- Education: Wellesley College; University of California, San Diego
- Occupations: Professor, University of Washington School of Medicine
- Awards: Troland Research Award (2011)

= Elizabeth A. Buffalo =

American physiologist and academic

Elizabeth A. Buffalo is the Wayne E. Crill Endowed Professor and Chair of Physiology and Biophysics at the University of Washington School of Medicine and chief of the neuroscience division at the Washington National Primate Research Center. She is known for her research in the field of neurophysiology pertaining to the role of the hippocampus and medial temporal lobe structures in learning and memory and in spatial representation and navigation.

Buffalo received the Troland Research Award from the National Academy of Sciences in 2011 for "innovative, multidisciplinary study of the hippocampus and the neural basis of memory.” She is a member of the Scientific Advisory Board of Caesar, a neuroscience research institute associated with the Max Planck Society, and the Dana Alliance for Brain Initiatives.

She was elected a member of the National Academy of Sciences in 2022.

== Biography ==
Buffalo attended Wellesley College where she received her bachelor's degree in philosophy in 1992. She completed a research internship in at the National Center for Toxicological Research, Jefferson, Arkansas, where she studies the effects of caffeine and other chemical agents (MK-801) on operant learning in monkeys. Buffalo continued her education at the University of California, San Diego, where she obtained her master's degree in philosophy in 1995, working under the supervision of Patricia Churchland, and her doctorate in neuroscience in 1998, working under the supervision of Stuart Zola and Larry Squire.

Buffalo completed postdoctoral training in neuropsychology at the National Institute of Mental Health, where she worked with Robert Desimone from 1999 to 2005. Buffalo joined the faculty of the department of neurology at the Emory University School of Medicine in 2005 and was appointed to the core faculty of the Division of Neuropharmacology and Neurologic Diseases at the Yerkes National Primate Research Center in 2009.

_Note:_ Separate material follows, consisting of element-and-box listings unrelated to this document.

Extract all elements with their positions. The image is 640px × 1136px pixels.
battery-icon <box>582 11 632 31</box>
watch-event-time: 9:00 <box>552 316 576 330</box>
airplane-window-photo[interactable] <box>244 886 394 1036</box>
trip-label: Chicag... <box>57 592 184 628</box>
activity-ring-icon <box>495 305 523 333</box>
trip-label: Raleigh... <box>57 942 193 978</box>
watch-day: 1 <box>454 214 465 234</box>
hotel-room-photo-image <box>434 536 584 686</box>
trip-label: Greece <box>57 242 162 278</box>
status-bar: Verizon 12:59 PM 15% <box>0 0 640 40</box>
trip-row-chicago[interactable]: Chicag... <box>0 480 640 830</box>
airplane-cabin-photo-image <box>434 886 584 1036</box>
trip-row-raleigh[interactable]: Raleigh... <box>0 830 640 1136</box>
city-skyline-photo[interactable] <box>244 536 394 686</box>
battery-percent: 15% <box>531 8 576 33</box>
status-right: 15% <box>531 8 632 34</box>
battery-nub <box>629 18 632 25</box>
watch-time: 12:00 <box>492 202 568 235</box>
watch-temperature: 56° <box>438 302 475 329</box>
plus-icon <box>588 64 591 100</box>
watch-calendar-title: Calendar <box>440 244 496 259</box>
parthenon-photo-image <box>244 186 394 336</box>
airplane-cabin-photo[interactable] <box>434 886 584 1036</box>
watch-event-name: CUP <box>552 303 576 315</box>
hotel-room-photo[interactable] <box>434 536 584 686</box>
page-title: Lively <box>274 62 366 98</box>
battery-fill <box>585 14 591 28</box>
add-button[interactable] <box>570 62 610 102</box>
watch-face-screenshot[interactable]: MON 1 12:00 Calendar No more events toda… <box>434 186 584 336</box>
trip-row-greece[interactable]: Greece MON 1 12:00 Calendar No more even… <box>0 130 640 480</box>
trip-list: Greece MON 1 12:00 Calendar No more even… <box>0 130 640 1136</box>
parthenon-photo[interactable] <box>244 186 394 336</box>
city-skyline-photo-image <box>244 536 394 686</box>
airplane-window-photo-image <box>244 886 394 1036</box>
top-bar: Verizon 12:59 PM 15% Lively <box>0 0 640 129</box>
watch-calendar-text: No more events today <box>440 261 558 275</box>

Buffalo moved to the University of Washington School of Medicine in 2013 with a joint appointment to the Division of Neuroscience of the Washington National Primate Research Center. Her research has been supported by grants from the National Institutes of Health, DARPA, the Simons Foundation, the Charles A. Dana Foundation, and Pfizer.

== Research ==
Buffalo uses a variety of research methods to explore the neural basis of learning and memory, including the innovative use of video games to study the process of memory formation in monkeys. One of her goals has been to elucidate the role of the hippocampus in the development of cognitive maps and other forms of spatial representation and its role in episodic and declarative memory. Her collaborative work with other neuroscientists indicates that the hippocampus encodes a broad range of contextual cues, including temporal and situational information, to support memory for events as well as navigation skills.

Some of Buffalo and her colleagues' work used lesion techniques with monkeys to better understand the role of the hippocampus in recognition and declarative memory. Monkeys subjected to lesions caused by ischemic damage, stereotaxic radio-frequency waves, or selective neurotoxins, like ibotenic acid, that took place at the hippocampus demonstrated impairments of recognition memory, as assessed using the visual paired-comparison task and the delayed non-matching to sample task. The authors concluded that the hippocampus play an essential role in recognition memory, with further work addressing how the hippocampus coordinates its function with other structures, especially the perirhinal cortex. Other work on memory function aims is to identify how changes associated with aging or disease can interfere with memory encoding and retrieval, and how visual processing might provide clues to understanding early cognitive impairment.

== Representative publications ==
- Buffalo, E. A., Bellgowan, P. S., & Martin, A. (2006). Distinct roles for medial temporal lobe structures in memory for objects and their locations. Learning & Memory, 13(5), 638–643.
- Buffalo, E. A., Fries, P., Landman, R., Buschman, T. J., & Desimone, R. (2011). Laminar differences in gamma and alpha coherence in the ventral stream. Proceedings of the National Academy of Sciences, 108(27), 11262–11267.
- Buffalo, E. A., Fries, P., Landman, R., Liang, H., & Desimone, R. (2010). A backward progression of attentional effects in the ventral stream. Proceedings of the National Academy of Sciences, 107(1), 361–365.
- Buffalo, E. A., Reber, P. J., & Squire, L. R. (1998). The human perirhinal cortex and recognition memory. Hippocampus, 8(4), 330–339.
- Killian, N. J., Jutras, M. J., & Buffalo, E. A. (2012). A map of visual space in the primate entorhinal cortex. Nature, 491(7426), 761–764.
- Schmolck, H., Buffalo, E. A., & Squire, L. R. (2000). Memory distortions develop over time: Recollections of the OJ Simpson trial verdict after 15 and 32 months. Psychological Science, 11(1), 39–45.